Precisamente en 1717, el año en que lady Montagu inicia el envío desde la capital otomana de las cartas que desacralizan la imagen de un Oriente inventado y artificioso, se publica en París el duodécimo y último volumen de Las mil y una noches –el primero había aparecido en 1704– en la libre traducción, realmente casi una adaptación al gusto occidental, de Antoine Galland2. Con la invitación al viaje a través de paisajes exóticos y fabulosos y la fascinación sensual de los lugares prohibidos, doblemente prohibidos al europeo, los contes agréables de Sherezade despiertan un extraordinario interés entre literatos y artistas y someten a los mismos ilustrados a los irresistibles halagos de lo imaginario. Hay cuentos que hasta parecen adecuarse a temas y modas de la época, como la exaltación de la naturaleza inocente de la que acabaría siendo heraldo Jean-Jacques Rousseau, y responder al deseo de conocimiento y de búsqueda propios de una cultura cosmopolita, deseosa de superar el horizonte de los países cristianos o, incluso, desafiar el racionalismo ilustrado con el propio bagaje de magias y portentos. La mismísima lady Montagu se queda tan fascinada por la versión de Galland como para acreditar con su propia autoridad de testigo ocular la veracidad de las costumbres que allí aparecen descritas, expresando sus propias reservas de exponente del espíritu de la Ilustración solo por cuanto concierne a las referencias acerca de las prácticas de magia y de los encantamientos. Por otro lado, el prefacio de la obra demuestra que Galland tenía la pretensión de ofrecer al lector cuadros de civilizaciones exóticas que, más que dejarse penetrar y reflejar por las miradas de los viajeros, se abren y se manifiestan a partir de su interior, y al mismo tiempo promueven el nacimiento de un gusto inédito.
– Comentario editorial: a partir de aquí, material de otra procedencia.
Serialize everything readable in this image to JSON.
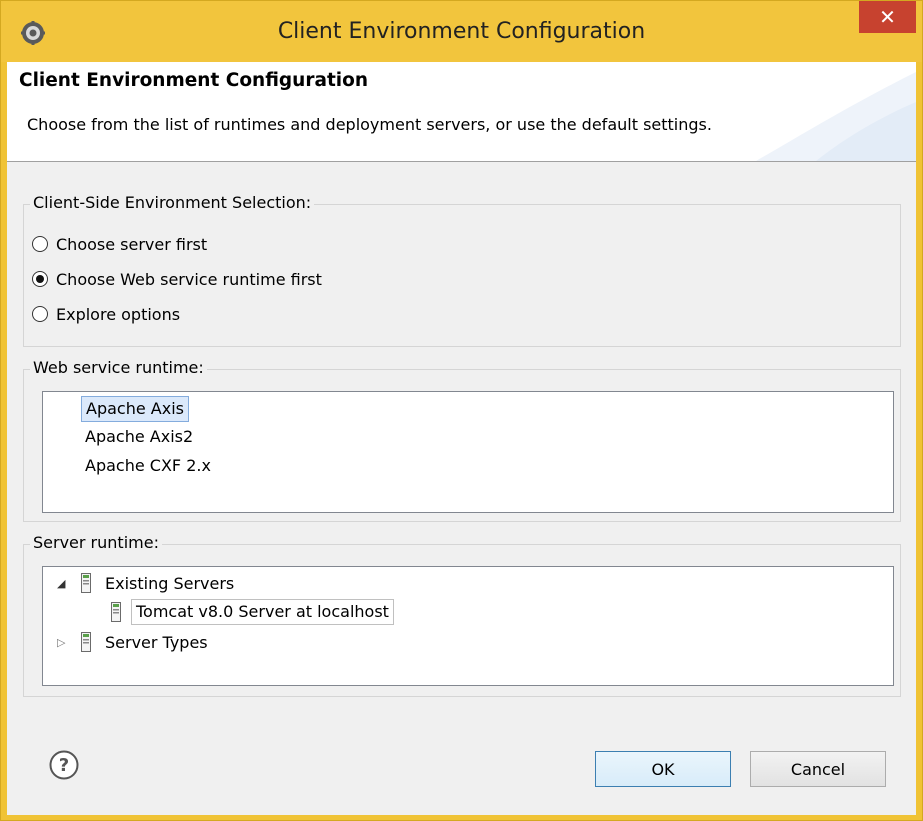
{
  "window": {
    "title": "Client Environment Configuration",
    "close_label": "✕"
  },
  "banner": {
    "title": "Client Environment Configuration",
    "description": "Choose from the list of runtimes and deployment servers, or use the default settings."
  },
  "environment_selection": {
    "label": "Client-Side Environment Selection:",
    "options": [
      {
        "label": "Choose server first",
        "checked": false
      },
      {
        "label": "Choose Web service runtime first",
        "checked": true
      },
      {
        "label": "Explore options",
        "checked": false
      }
    ]
  },
  "web_service_runtime": {
    "label": "Web service runtime:",
    "items": [
      "Apache Axis",
      "Apache Axis2",
      "Apache CXF 2.x"
    ],
    "selected": "Apache Axis"
  },
  "server_runtime": {
    "label": "Server runtime:",
    "tree": [
      {
        "label": "Existing Servers",
        "expanded": true,
        "children": [
          "Tomcat v8.0 Server at localhost"
        ]
      },
      {
        "label": "Server Types",
        "expanded": false
      }
    ]
  },
  "buttons": {
    "ok": "OK",
    "cancel": "Cancel"
  },
  "icons": {
    "app": "eclipse-gear-icon",
    "help": "question-icon",
    "server": "server-icon"
  },
  "colors": {
    "titlebar": "#f2c53d",
    "close": "#c7422f",
    "selection": "#dbe9fb"
  }
}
Los cuentos no pueden sino gustar por los usos y costumbres de los orientales –empieza diciendo Galland– por los ritos de su religión, ya se trate de la pagana o la mahometana, de hecho, las cosas se perfilan allí de manera mucho más incisiva de cuanto lo sean en los escritores que han hablado de ellas y de los relatos de los viajeros. Todos los orientales, los persas, los tártaros y los indios se distinguen y se aparecen por cómo son, desde los soberanos a los individuos de más baja condición. Con lo que el lector disfrutará viéndoles actuar y oyendo hablar a estos pueblos, sin el esfuerzo que supone irlos a buscar en sus países3.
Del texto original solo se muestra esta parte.